In Elon Musk’s latest Twitter antics, the CEO branded several media organizations, including NPR and BBC, as “government-funded media.” Musk, a frequent critic of liberal media outlets, initially labeled NPR as “state-affiliated media,” putting it on a par with the Russian propaganda network RT and China’s Xinhua News Agency. However, the media platform then changed the label to “government-funded media” following backlash from NPR and BBC. In a recent statement, NPR said the media company will officially quit Twitter altogether: “NPR will no longer post fresh content to its 52 official Twitter feeds, becoming the first major news organization to go silent on the social media platform.” In explaining its decision, NPR cited Twitter’s initial branding of the network as “state-affiliated media,” the same term it uses for propaganda outlets in Russia, China, and other autocratic countries. BBC also objects to Musk’s label and works with Twitter to resolve the issue.

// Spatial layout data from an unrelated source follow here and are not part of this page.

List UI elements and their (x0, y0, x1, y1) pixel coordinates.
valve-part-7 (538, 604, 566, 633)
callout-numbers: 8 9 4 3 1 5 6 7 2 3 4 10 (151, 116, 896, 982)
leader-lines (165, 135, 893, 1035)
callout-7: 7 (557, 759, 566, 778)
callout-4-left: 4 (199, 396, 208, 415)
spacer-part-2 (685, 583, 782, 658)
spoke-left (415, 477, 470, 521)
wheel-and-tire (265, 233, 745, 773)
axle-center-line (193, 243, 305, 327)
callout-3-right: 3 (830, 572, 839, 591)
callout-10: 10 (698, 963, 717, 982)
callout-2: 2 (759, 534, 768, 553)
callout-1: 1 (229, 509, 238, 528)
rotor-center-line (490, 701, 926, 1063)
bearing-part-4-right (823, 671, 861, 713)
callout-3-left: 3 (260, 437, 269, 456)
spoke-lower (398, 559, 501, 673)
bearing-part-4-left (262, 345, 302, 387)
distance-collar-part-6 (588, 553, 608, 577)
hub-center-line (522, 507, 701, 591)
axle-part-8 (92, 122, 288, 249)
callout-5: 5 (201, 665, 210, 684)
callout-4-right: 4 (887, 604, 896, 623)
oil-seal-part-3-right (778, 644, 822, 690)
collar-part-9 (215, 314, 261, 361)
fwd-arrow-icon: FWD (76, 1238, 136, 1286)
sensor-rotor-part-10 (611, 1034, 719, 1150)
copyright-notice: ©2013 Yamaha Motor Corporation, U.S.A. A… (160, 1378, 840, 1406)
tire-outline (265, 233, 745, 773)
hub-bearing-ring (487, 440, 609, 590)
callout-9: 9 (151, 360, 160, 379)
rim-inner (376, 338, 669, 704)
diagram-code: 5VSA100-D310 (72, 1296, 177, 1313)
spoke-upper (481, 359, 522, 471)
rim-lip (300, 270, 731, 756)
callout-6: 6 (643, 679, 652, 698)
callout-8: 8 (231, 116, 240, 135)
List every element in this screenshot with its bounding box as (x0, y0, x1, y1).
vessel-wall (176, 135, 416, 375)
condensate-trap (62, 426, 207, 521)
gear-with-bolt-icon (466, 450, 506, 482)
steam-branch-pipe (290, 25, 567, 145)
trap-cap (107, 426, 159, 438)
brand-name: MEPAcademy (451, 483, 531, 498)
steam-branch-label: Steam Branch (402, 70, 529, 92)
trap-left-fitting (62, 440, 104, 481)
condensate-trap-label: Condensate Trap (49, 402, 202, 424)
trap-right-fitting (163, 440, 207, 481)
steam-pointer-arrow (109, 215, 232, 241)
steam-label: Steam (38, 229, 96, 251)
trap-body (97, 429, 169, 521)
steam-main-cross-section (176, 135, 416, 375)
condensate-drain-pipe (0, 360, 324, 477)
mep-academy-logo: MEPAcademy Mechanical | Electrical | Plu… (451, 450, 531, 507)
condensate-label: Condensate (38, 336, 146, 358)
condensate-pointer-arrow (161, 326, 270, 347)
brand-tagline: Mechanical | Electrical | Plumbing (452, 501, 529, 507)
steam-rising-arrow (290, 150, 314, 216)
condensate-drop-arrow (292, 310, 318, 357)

By Sophie Tanno; April 9. 2023
The BBC is seeking a swift resolution after Twitter branded it as “government funded media.”
Britain’s national broadcaster is predominantly funded by UK households via a license fee, which is also required to watch non-BBC channels or live services. This is supplemented by income from commercial operations.
The @BBC account – which has 2.2 million followers – is currently branded as government funded. The label has not been given to the BBC’s other accounts, including BBC News (World) and BBC Breaking News.
Twitter has not given a definition for what it considers “government funded media” to constitute.
In a statement provided to CNN, the BBC said: “We are speaking to Twitter to resolve this issue as soon as possible.
“The BBC is, and always has been, independent. We are funded by the British public through the licence fee.”
The BBC received the label after a similar one was given to America’s National Public Radio (NPR).
Twitter initially designated the US broadcaster as “state-affiliated media,” putting it on a par with Russian propaganda network RT and China’s Xinhua News Agency.
Following backlash from NPR – who said it would not tweet from the account while the label was in place – it was instead changed to “government funded media.”
NPR receives some funding from public institutions but the vast majority comes from sources such as corporate sponsorships and NPR membership fees.
Twitter defines state-affiliated media outlets as outlets “where the state exercises control over editorial content through financial resources, direct or indirect political pressures, and/or control over production and distribution.”